É claro que a moda masculina já tinha variações de tendências, mas elas não são tão voláteis quanto as femininas. Há 16 anos estilista da marca masculina Richards, Marcello Gomes conta que os dois ciclos têm se aproximado cada vez mais rápido. ;Há uns 10 anos, eu demorava cinco anos para atualizar consideravelmente a minha coleção, hoje em dia faço, no máximo, em um ano e esse período está diminuindo cada vez mais rápido;, explica. As mudanças nas coleções masculinas estão mais relacionadas a proporções do corpo e a cores ; bem mais simples que as destinadas às mulheres, que mudam quase todas as peças a cada estação.
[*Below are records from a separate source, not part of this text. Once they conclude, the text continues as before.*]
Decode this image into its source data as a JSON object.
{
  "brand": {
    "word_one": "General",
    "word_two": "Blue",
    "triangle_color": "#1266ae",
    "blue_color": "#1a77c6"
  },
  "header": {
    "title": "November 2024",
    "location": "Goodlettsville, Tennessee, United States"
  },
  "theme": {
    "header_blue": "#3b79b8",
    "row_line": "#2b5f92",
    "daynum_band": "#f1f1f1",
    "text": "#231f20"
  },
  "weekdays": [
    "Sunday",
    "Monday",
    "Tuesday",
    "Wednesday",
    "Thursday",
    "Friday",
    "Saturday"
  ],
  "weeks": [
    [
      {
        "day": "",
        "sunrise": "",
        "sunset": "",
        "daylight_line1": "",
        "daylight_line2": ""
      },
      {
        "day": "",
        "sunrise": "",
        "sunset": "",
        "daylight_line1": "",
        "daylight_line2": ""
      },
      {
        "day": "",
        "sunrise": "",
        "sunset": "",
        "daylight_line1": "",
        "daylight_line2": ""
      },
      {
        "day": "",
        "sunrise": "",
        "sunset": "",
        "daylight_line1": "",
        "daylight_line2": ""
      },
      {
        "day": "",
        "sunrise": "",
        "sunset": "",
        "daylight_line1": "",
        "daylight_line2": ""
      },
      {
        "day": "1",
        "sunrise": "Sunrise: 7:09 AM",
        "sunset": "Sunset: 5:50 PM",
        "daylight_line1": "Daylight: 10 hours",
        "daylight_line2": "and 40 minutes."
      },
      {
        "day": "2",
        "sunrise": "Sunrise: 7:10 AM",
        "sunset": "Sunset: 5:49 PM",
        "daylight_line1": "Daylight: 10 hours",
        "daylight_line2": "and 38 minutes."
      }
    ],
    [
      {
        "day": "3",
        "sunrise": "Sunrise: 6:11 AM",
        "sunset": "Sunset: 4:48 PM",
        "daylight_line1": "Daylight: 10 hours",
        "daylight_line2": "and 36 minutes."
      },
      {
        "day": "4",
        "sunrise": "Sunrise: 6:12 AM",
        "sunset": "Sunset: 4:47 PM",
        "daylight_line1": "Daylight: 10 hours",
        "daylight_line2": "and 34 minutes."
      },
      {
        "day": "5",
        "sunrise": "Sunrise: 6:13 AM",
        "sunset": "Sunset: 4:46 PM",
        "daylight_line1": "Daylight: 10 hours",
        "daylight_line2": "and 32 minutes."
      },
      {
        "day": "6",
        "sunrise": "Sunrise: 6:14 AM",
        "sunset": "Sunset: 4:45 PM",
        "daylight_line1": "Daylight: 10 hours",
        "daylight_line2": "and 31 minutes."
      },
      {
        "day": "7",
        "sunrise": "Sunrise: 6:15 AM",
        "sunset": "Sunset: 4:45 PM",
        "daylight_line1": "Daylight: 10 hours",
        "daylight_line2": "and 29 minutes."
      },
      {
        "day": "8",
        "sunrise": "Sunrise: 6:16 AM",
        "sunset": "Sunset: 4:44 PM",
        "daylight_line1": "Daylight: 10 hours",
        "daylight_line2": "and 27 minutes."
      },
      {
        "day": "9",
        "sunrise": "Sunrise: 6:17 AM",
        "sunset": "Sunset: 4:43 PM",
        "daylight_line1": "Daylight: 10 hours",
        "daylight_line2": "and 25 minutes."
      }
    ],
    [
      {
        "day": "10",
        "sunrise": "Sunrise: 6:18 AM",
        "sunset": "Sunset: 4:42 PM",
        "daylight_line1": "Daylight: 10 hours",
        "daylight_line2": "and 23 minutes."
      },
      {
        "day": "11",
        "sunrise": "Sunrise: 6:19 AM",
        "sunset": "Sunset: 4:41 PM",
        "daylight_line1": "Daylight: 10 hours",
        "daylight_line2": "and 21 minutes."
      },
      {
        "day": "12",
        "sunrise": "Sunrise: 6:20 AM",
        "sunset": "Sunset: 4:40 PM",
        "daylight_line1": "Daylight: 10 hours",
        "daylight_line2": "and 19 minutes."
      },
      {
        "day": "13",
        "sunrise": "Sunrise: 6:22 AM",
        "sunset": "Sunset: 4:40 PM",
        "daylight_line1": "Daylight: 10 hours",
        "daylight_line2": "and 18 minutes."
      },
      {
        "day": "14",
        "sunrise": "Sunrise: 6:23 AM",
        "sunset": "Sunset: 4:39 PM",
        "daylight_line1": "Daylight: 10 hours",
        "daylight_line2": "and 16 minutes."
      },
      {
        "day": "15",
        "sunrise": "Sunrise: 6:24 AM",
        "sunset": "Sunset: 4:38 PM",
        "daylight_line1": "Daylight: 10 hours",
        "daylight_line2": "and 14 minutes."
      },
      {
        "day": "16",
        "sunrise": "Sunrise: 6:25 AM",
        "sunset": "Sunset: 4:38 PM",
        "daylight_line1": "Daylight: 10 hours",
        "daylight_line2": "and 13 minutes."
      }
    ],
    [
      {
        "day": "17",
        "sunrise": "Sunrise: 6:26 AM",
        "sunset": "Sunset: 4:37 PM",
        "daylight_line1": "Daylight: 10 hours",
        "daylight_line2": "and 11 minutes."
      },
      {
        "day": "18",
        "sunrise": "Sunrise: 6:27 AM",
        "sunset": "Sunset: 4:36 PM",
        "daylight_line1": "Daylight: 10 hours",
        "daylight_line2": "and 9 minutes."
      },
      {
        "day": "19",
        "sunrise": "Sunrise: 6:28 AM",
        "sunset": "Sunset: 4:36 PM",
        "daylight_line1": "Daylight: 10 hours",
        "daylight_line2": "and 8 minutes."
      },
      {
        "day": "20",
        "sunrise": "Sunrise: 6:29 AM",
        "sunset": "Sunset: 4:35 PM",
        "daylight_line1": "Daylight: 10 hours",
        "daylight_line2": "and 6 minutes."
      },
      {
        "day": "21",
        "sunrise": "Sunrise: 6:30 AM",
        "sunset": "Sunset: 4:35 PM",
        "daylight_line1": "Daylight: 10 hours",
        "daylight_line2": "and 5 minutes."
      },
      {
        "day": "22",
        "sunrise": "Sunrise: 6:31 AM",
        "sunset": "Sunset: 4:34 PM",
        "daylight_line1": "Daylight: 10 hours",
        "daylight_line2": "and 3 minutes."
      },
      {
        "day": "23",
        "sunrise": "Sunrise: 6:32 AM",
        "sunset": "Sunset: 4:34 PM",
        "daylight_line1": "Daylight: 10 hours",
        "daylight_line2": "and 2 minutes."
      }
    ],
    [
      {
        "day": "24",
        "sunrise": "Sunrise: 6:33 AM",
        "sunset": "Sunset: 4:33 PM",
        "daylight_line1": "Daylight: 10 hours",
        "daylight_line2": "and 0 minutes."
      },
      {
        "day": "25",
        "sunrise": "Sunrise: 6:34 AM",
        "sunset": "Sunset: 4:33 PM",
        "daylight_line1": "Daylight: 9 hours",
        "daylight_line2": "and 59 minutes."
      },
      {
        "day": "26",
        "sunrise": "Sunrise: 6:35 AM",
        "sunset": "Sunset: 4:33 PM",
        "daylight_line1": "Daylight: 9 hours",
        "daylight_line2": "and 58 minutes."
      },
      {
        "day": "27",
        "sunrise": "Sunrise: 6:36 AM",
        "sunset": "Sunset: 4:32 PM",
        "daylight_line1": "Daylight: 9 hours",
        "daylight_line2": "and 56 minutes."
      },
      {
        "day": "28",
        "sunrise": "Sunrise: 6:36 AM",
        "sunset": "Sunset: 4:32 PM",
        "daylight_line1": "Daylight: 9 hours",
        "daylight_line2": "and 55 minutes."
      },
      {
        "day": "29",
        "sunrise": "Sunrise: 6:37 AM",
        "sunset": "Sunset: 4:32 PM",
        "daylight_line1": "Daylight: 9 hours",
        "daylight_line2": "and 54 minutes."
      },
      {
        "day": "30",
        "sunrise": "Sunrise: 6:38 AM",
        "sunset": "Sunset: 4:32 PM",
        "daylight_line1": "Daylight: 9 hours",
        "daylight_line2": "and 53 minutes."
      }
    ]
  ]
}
Os mais-mais do design masculino


Foi nos anos 1980 que os primeiros designers masculinos começaram a se estabelecer. Eles foram pioneiros em criar o desejo de consumo nos homens. Uma das técnicas usadas foi propaganda em filmes. Em Gigolô americano, por exemplo, o personagem de Richard Gere só usava ternos Giorgio Armani. Com o lançamento do filme, o estilista virou referência como o homem dos ternos. Além de Armani, se destacam Ralph Lauren, Calvin Klein, Jean Paul Gaultier, Martin Margiela, Alexandre Herchcovitch e a grife Reserva.


Os estilistas brasilienses
Quarteto maravilha


Se o mercado da moda brasileira é recente, a história fashion de Brasília é ainda mais nova. Somente cinco anos atrás, os brasilienses organizaram seus eventos de moda e o calendário de desfiles, o que provocou mudanças no trabalho da indústria do vestuário brasiliense. Estilistas da capital se fortaleceram e começaram a exportar design. Aos poucos, estão colocando a capital no cenário fashion nacional, inclusive como referência de moda masculina.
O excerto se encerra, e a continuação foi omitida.